Researchers from Cambridge, USA-based Massachusetts Institute of Technology (MIT) have effectively utilized a less expensive commercially available 3-D printer to develop a nozzle microfluidic device to produce nanofibres.

3-D printed microfluidic device enables to get uniform nanofibres providing flexibility with regard to the structure of the webs. Luis Fernando Velasquez-Garcia of MIT’s Microsystems Technology Laboratories and his two postdocs have reported this development in the latest issue of journal, Nanotechnology.

According to researchers, using 3-D printed device to produce nanofibres will help to avoid the need for cleanroom and will make the process cheaper.

The technique uses emitters or nozzles which have holes made through them and hydraulically the fluid to be electrospun, is poured into the holes until holes are full. Then only, electric field is applied to develop nanowebs. The authors term this procedure as “internally fed.”

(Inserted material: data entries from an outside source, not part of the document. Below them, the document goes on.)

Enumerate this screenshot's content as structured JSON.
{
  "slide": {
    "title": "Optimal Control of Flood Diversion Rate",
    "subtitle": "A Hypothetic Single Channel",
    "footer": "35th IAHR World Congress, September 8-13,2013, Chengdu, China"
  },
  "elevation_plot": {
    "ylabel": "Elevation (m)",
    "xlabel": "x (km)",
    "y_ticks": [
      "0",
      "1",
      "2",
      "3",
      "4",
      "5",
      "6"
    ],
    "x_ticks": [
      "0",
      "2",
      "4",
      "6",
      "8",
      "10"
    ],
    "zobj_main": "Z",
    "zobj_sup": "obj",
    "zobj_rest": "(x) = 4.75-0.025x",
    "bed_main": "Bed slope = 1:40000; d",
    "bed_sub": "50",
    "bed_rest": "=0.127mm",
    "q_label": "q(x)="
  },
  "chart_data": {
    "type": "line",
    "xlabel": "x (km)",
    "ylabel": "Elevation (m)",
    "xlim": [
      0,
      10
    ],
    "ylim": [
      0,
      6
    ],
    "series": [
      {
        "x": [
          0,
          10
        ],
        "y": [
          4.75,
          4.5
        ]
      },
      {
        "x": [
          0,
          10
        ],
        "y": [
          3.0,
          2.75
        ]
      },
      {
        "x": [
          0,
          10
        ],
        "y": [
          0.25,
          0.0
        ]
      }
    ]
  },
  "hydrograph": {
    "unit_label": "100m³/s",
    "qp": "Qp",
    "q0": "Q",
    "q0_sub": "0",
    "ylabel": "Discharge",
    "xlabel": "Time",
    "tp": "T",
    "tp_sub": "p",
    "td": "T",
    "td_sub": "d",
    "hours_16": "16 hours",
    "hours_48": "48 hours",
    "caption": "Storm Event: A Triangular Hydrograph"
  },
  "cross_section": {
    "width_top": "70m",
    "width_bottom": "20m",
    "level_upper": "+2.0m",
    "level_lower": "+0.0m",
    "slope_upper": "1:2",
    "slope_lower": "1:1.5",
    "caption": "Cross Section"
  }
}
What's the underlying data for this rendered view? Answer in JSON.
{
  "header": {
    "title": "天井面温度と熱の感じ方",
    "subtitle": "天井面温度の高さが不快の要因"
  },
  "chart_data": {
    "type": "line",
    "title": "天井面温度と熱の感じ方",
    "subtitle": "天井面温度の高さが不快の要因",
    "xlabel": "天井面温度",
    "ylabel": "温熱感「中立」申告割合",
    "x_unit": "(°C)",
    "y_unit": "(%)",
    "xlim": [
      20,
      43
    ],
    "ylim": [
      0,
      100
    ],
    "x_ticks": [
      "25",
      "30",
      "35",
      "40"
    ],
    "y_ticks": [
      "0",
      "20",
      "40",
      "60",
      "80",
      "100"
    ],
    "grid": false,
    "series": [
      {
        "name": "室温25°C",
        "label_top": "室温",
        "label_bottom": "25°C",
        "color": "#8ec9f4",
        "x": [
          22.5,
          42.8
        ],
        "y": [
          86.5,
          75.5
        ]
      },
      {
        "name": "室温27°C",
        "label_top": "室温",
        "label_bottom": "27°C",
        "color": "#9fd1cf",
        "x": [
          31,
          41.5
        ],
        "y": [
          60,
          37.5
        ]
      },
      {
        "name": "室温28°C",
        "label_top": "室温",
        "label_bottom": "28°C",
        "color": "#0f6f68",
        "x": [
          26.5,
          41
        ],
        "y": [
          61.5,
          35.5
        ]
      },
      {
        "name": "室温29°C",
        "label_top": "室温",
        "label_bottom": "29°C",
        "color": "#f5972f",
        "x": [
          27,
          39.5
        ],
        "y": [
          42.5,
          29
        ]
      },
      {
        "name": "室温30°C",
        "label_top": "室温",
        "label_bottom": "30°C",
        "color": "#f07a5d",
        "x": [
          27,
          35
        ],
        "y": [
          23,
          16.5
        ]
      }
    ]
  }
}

Nanofibres are produced basically by controlled chaos which in a way leads to variability in fibre size and less uniformity of the web. In other words, there is some sort of “self-assembling,” process when the fibres are dispersed by electric field and collected on collectors such as screens. Patters are obtained based on the nature of the collector.

A few years back, Thandavamoorthy Subbiah working in this scribe’s laboratory effectively handled the self-assembly process to develop honeycomb like PU nanofibres. Nanofibre production techniques are evolving to have high productivity and have better control of the fibre and web uniformity. The 3-D device is a step in the right direction.